Vultures of the media and intellectual feather have been circling for weeks over the Iraqi National Assembly's deliberate inauguration of the country's first democratically elected and obligated government. The Bush administration and some military officials recently confirmed reports that Washington had made overtures to Baghdad to speed the process, and members of the leftist press added to that equation whatever was necessary for implying political negotiation made terrorists more bloodthirsty — instead of the more sensible explanation that a central authority without clear leadership might be less capable of coordinating law enforcement and military operations. And now, despite the heavy doubt in learned circles, Iraqis are approaching completion of their first representative body. The Daily Star in Lebanon has stepped out in front of most press agencies by generally drawing on the unsubstantiated word of insiders to describe Ibrahim al-Jaafari's cabinet in detail:
Under Jaafari's proposal, Iraq's majority Shiites would get 17 ministries, according to Ali al-Adib and Hadi al-Ameri, two lawmakers from the UIA, which controls 148 seats in Parliament. Eight ministries would go to the alliance's Kurdish allies, six to Sunnis and one to a Christian, the lawmakers said. ...According an earlier report by Al-Iraqiyya television, Roj Nouri Shaways, a Kurd, former Pentagon favorite Ahmad Chalabi, and Sunni MP Saad al-Lehebi were all named as deputy premiers. It also said Saadoun Dulaimi, a Sunni, was named as defense minister. ...Jaafari's list includes several outgoing ministers remaining in their posts, including Hoshyar Zebari, a Kurd, as foreign minister and Nasreen Mustafa Barwari as public works minister. In addition, Sami al-Majoun was named justice minister and Ali Abdel-Amir Allawi finance minister, according to a partial list provided by the television.

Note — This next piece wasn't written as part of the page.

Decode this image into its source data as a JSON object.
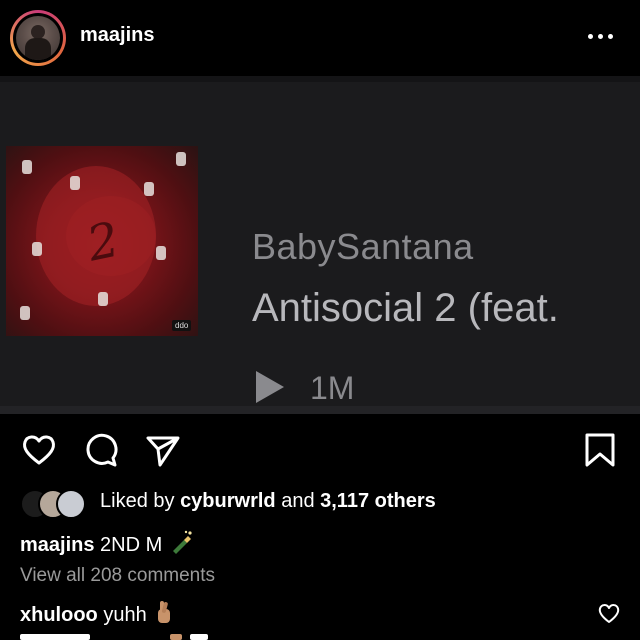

Let's assume that this roster is only partly accurate; we can do so, and still remain certain that Jaafari will provide the Iraqi electorate with a mosaic government, whatever the particulars. We could also consider the investment made by Jaafari and his party counterparts to deliver pluralist democracy with startling fidelity. Some few thousand miles away, the oldest democratic republic has had just four consecutive presidential cabinets, out of several score, constructed in deference to a deafening political expectation that leadership posts should be manned with men — and women — whose appearance and heritage are representative of the country's population. An administration that would "look like America," as President Clinton put it, who appointed four women and several minorities over two terms in office. President Bush has appointed the first black Secretaries of State, Colin Powell and Condoleezza Rice; the first hispanic Attorney General and Secretary of Commerce in Alberto Gonzalez and Carlos Gutierrez.
Should we quibble over who assigned who based on aesthetics rather than a happy medium of life story and professional commensuration? It's well known that the Democratic Party issues quotas of every attribute for its national conventions; Republicans don't, and yet minorities readily scale that party's echelon. Methodology aside, people notice their face, faintly, looking back at them from high places. Inclusion has a value, even if it is more emotional than arithmetic. And it seems likely that merit will eventually win over style, so no one need believe his accolades are a crass or empathetic product.
Maybe the better point is that allotment based on a sharply abstract concept of fairness is never easy; and yet the nation whose founders invented the modern democratic constitution has after two centuries just embraced what a country which spent all of five thousand years under one dominion after another will have carefully entered into before four months' time.